There is a direct line between how people answered this question and whether they were supportive of marriage. More than three-fifths of those who thought gay couples wanted to marry for rights and benefits put themselves on the “uncomfortable” side of a 0 to 10 comfort scale on marriage—most in the 0 or 1 category. But more than three-fifths of those who thought gay couples wanted to marry for reasons of love and commitment placed themselves on the comfortable side of the scale—most in the 9 or 10 category.

Lesson #3: The middle needs to hear a message of commitment, not rights.

The rights frame appeals to our base supporters, but at this point in the evolution of public opinion, we can already count on them. To move the middle, we must convince them that gay couples want to marry for similar reasons that other couples do—to make a public promise of love and commitment. A solid 61% of respondents described this commitment message as convincing:

Gay and lesbian couples who are truly committed to each other want similar things as the rest of us—to build a life together based on love and commitment, staying together through thick and thin. The Golden Rule is one of the most important values we teach our children—to treat others as we want to be treated. So if a couple is willing to stand up in front of family & friends and make a lifetime promise to each other, it’s not for us to judge, or to deny them that opportunity.

There were also several other commitment-related messages and statements that demonstrated the framework’s effectiveness, for example, 60% of respondents in our poll agreed that allowing gay couples to marry would “help committed couples take care of each other and their families.” And 61% thought the following statement described the issue of marriage for gay couples very well or pretty well: “I believe gay couples want to marry for similar reasons as anyone—to make a public promise of love and commitment.”

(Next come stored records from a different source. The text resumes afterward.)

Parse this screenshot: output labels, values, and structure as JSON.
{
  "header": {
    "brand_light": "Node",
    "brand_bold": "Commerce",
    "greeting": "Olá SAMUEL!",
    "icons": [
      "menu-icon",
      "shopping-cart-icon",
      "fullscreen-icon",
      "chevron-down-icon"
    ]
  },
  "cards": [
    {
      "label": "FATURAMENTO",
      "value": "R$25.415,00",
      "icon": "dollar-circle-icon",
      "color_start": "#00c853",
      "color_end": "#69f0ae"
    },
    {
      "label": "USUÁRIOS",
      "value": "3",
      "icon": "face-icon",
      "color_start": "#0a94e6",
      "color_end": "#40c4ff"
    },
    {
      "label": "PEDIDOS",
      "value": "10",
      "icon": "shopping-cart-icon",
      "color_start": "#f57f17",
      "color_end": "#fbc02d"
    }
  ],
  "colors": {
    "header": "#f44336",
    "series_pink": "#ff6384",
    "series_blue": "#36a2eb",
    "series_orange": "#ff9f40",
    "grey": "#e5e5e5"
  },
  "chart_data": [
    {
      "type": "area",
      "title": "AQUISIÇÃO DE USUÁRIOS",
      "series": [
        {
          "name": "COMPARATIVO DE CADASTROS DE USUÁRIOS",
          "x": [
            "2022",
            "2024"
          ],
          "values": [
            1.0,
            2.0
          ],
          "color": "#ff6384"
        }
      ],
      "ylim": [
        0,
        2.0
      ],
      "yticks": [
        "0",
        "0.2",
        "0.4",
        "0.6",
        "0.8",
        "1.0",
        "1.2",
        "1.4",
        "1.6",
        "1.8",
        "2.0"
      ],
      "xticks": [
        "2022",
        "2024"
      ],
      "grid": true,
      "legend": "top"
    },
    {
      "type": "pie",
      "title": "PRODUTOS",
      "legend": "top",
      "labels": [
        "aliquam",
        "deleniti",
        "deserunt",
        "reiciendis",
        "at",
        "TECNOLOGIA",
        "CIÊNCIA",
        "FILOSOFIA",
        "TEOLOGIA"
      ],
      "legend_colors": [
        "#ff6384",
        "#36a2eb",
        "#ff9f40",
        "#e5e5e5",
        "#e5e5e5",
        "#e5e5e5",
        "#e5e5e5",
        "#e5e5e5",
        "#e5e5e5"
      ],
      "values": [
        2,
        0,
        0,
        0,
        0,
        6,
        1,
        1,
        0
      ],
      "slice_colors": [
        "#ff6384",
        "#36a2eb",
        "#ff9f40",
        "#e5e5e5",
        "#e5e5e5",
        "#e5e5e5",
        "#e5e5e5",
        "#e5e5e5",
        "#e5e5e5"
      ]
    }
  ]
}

By contrast, only a bare majority agreed that “marriage is a basic human right that should not be denied to gay people” and only slightly more thought that “not allowing gay people to marry is discrimination.”

Conclusion

People who believe gay couples want to marry for commitment overwhelmingly support allowing them to do so. But people who believe gay couples want to marry to obtain a set of rights largely oppose allowing those couples to marry. If advocates of allowing gay couples to marry can move the middle into the former category, they will be able to shore up soft supporters, persuade those still in the middle, and ultimately build a strong and solid majority in favor of allowing gay couples to marry across the country.